A plan was hatched: First, a raffle that anyone can enter. Then, if you want to improve your odds, find clues in the woods. Participants spent last weekend searching across three local trails where HSF had hidden markers with QR codes. Every code you scanned with your phone increased your chances and gave you a clue to find the next marker. 

It was not quite “geocaching,” which typically refers to following GPS coordinates to locate caches in which participants stash tokens and tchotchkes such as toys, coins or stamps. In March, when my son and girlfriend and I took a hike to find Putnam County’s mysterious stone chambers, we accidentally found a geocache stash within a chamber wall. (My son located a particularly alluring pebble to leave for future explorers.)  

But no one was picking nits, because the adventure was simple enough for kids to get excited about, as evidenced by my son bouncing ahead. He didn’t even know about the prizes. He was just excited that instead of one of Dad’s Dumb Boring Hikes, we were on a Secret Scavenger Hunt. He was excited about all the rocks, too. “It’s like a rock playground,” Clementson acknowledged. “I lose my kids bouldering there. Bonkers fun for kids.” 

Clementson said HSF hopes to expand the hike next year, including to some of Fahnestock’s interior trails. Although the hike does raise money, it’s also meant to introduce locals to trails in their own backyard. The hike we did, which started on Fishkill Road, comprised a mile-long section of the teal-blazed Highlands Trail, a work-in-progress that will connect Pennsylvania to Connecticut through New Jersey and New York. 

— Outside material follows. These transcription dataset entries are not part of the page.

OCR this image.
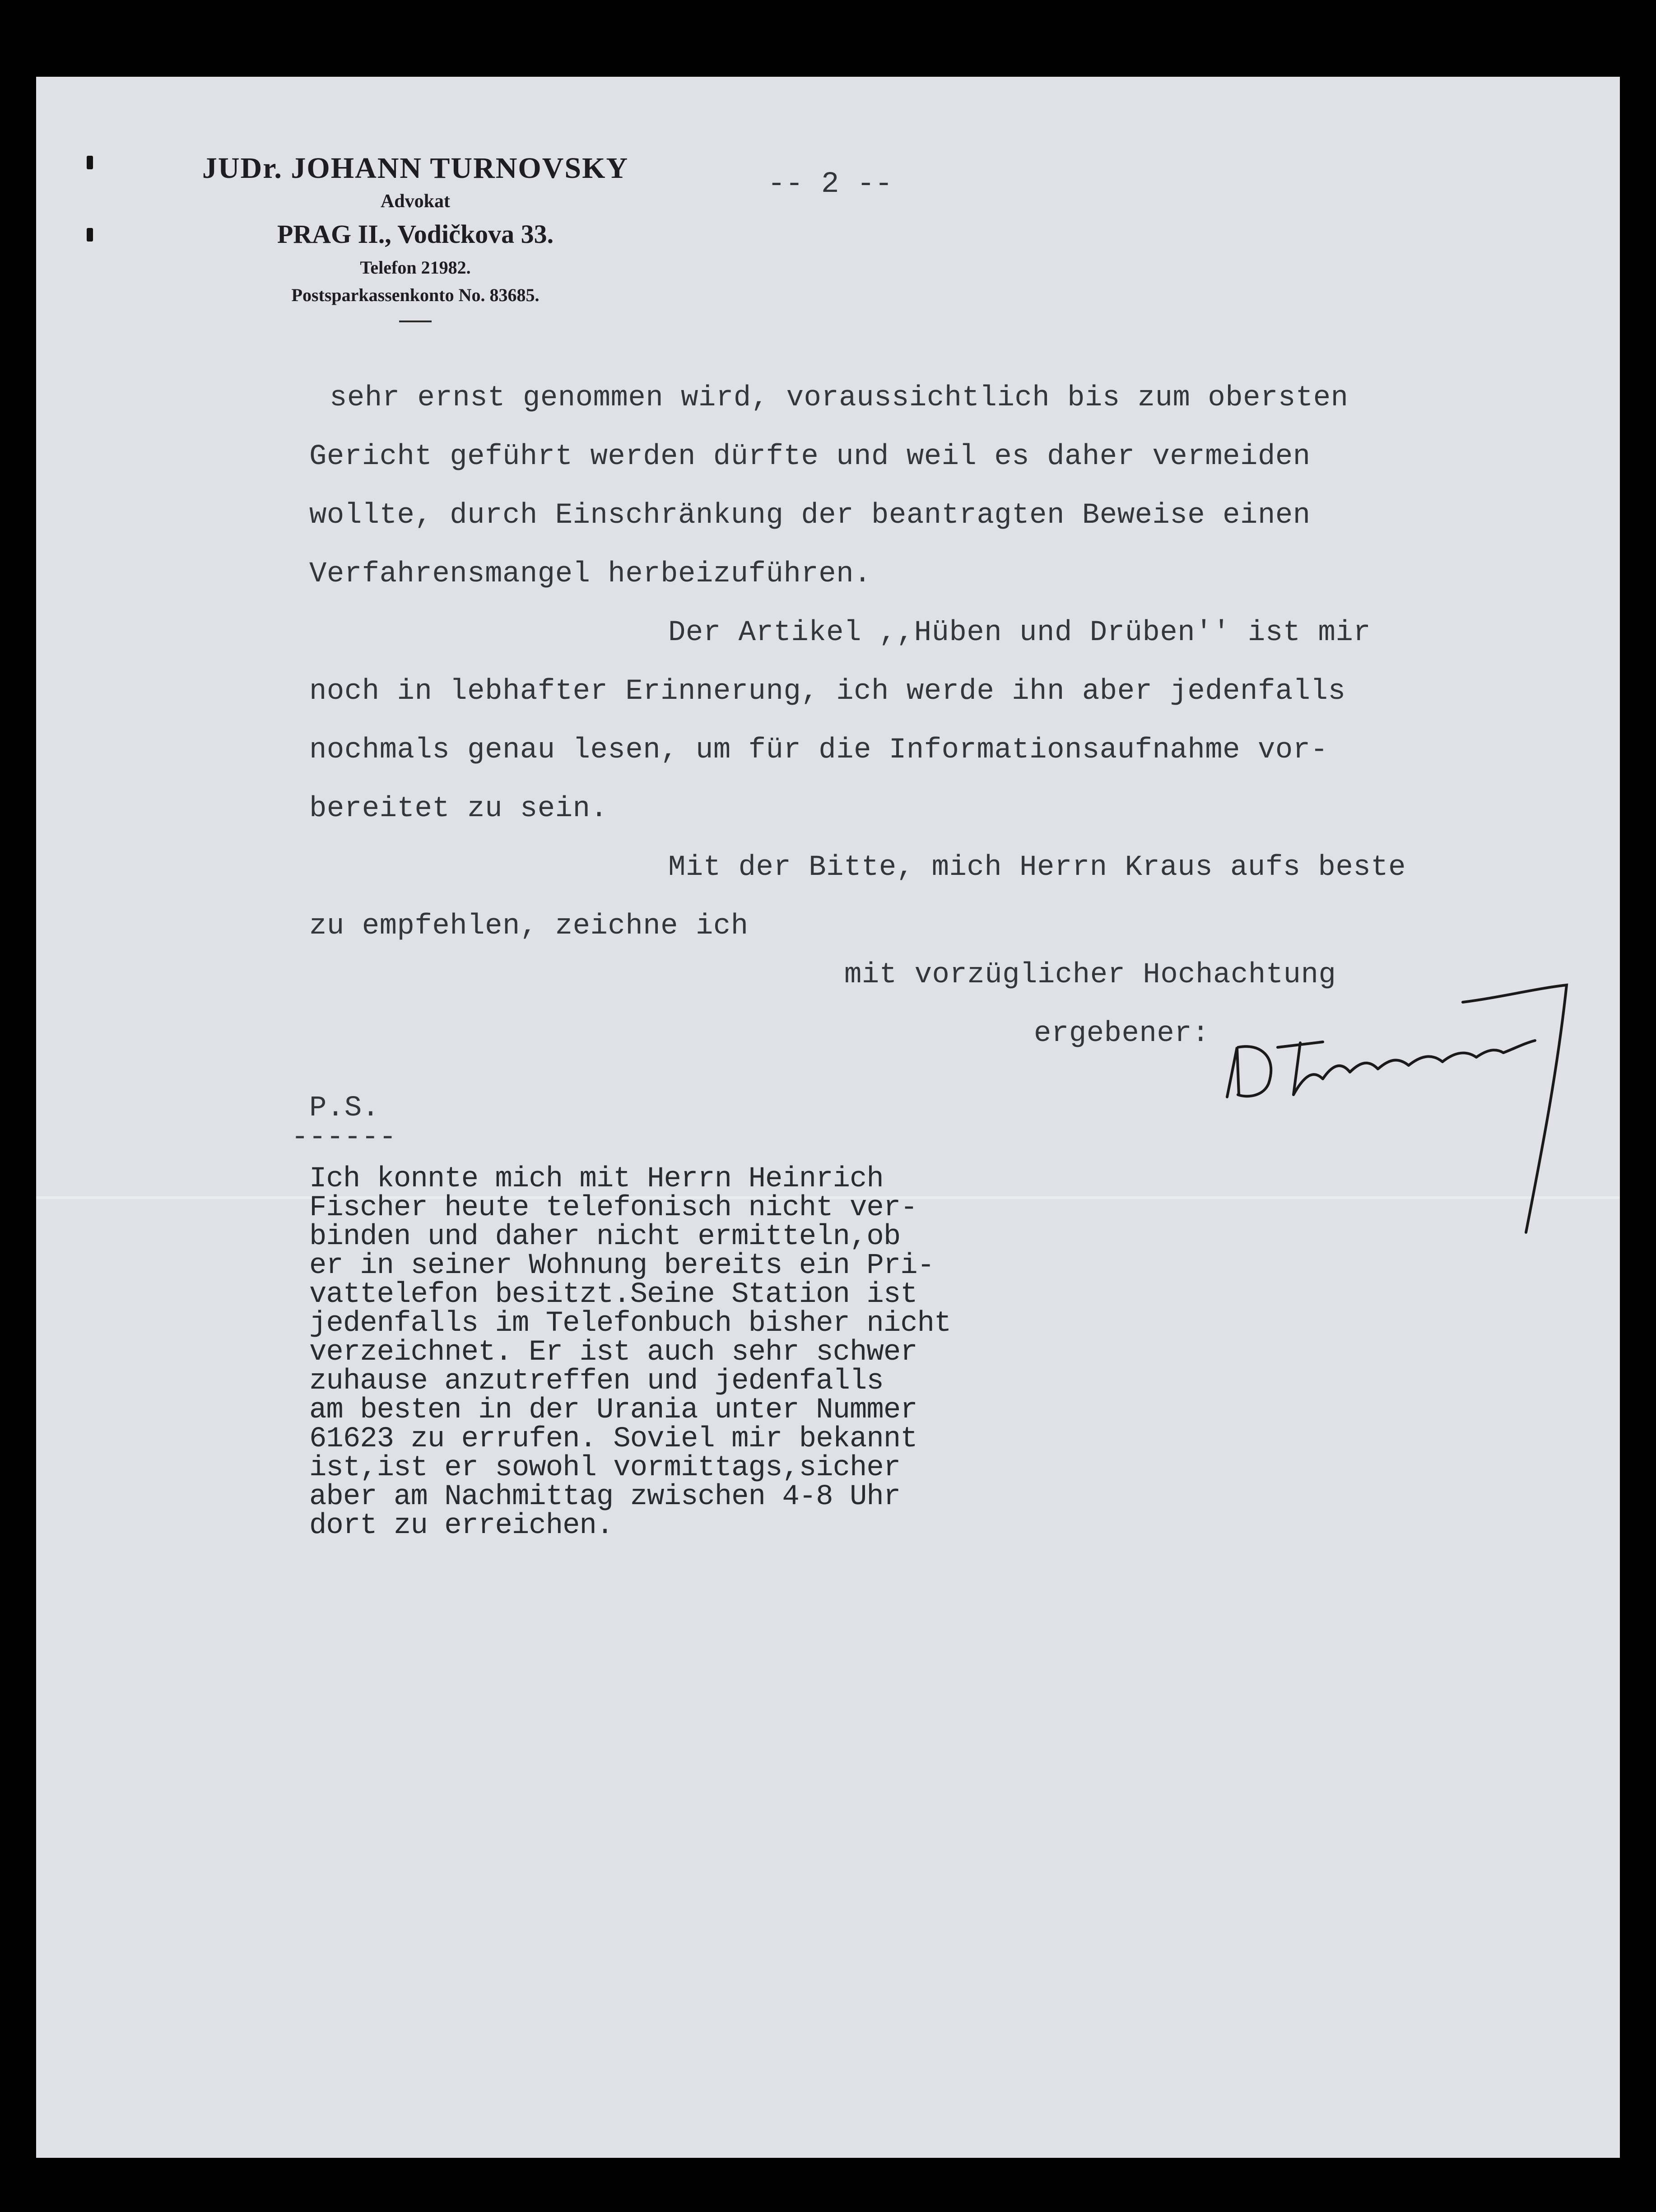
JUDr. JOHANN TURNOVSKY
Advokat
PRAG II., Vodičkova 33.
Telefon 21982.
Postsparkassenkonto No. 83685.
-- 2 --
sehr ernst genommen wird, voraussichtlich bis zum obersten
Gericht geführt werden dürfte und weil es daher vermeiden
wollte, durch Einschränkung der beantragten Beweise einen
Verfahrensmangel herbeizuführen.
Der Artikel ,,Hüben und Drüben'' ist mir
noch in lebhafter Erinnerung, ich werde ihn aber jedenfalls
nochmals genau lesen, um für die Informationsaufnahme vor-
bereitet zu sein.
Mit der Bitte, mich Herrn Kraus aufs beste
zu empfehlen, zeichne ich
mit vorzüglicher Hochachtung
ergebener:
P.S.
------
Ich konnte mich mit Herrn Heinrich
Fischer heute telefonisch nicht ver-
binden und daher nicht ermitteln,ob
er in seiner Wohnung bereits ein Pri-
vattelefon besitzt.Seine Station ist
jedenfalls im Telefonbuch bisher nicht
verzeichnet. Er ist auch sehr schwer
zuhause anzutreffen und jedenfalls
am besten in der Urania unter Nummer
61623 zu errufen. Soviel mir bekannt
ist,ist er sowohl vormittags,sicher
aber am Nachmittag zwischen 4-8 Uhr
dort zu erreichen.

Clementson referred to the Highlands Trail as a “secret,” which is true in the sense that nobody seems to use it. While Breakneck Ridge, Mount Taurus and Mount Beacon draw mobs of tourists on weekends, the rest of the trails remain sparsely populated. Sometimes it’s easy to see why. The Highlands Trail hike offers no Instagrammable views, no braggable amount of vertical gain, and it’s hard to imagine anyone traveling from far away for such a short hike. So there was simply the quiet joy of being in the woods, climbing on rocks, looking for newts and examining plants. In other words, it was perfect. 

The state has joined Clementson in urging hikers to look beyond the obvious. A campaign unveiled this week urges hikers to seek out “trails less traveled.” Its timing may not be a coincidence after the announcement that the free permits visitors needed on summer weekends to visit the Blue Hole swimming hole in the Catskills will now be required on weekdays, will extend to hiking trailheads on that road and will cost $10.  

I’ll have more to say about overcrowding and the outdoors in the months to come, but for now, it’s worth remembering that however crazy Route 9D at Breakneck gets, there’s still an embarrassment of great hikes in the Highlands, all blazed and marked on maps, waiting to be explored by families.  

“Once you’re off Breakneck or Bull Hill,” said Clementson, “it’s dynamite. It’s all dynamite.”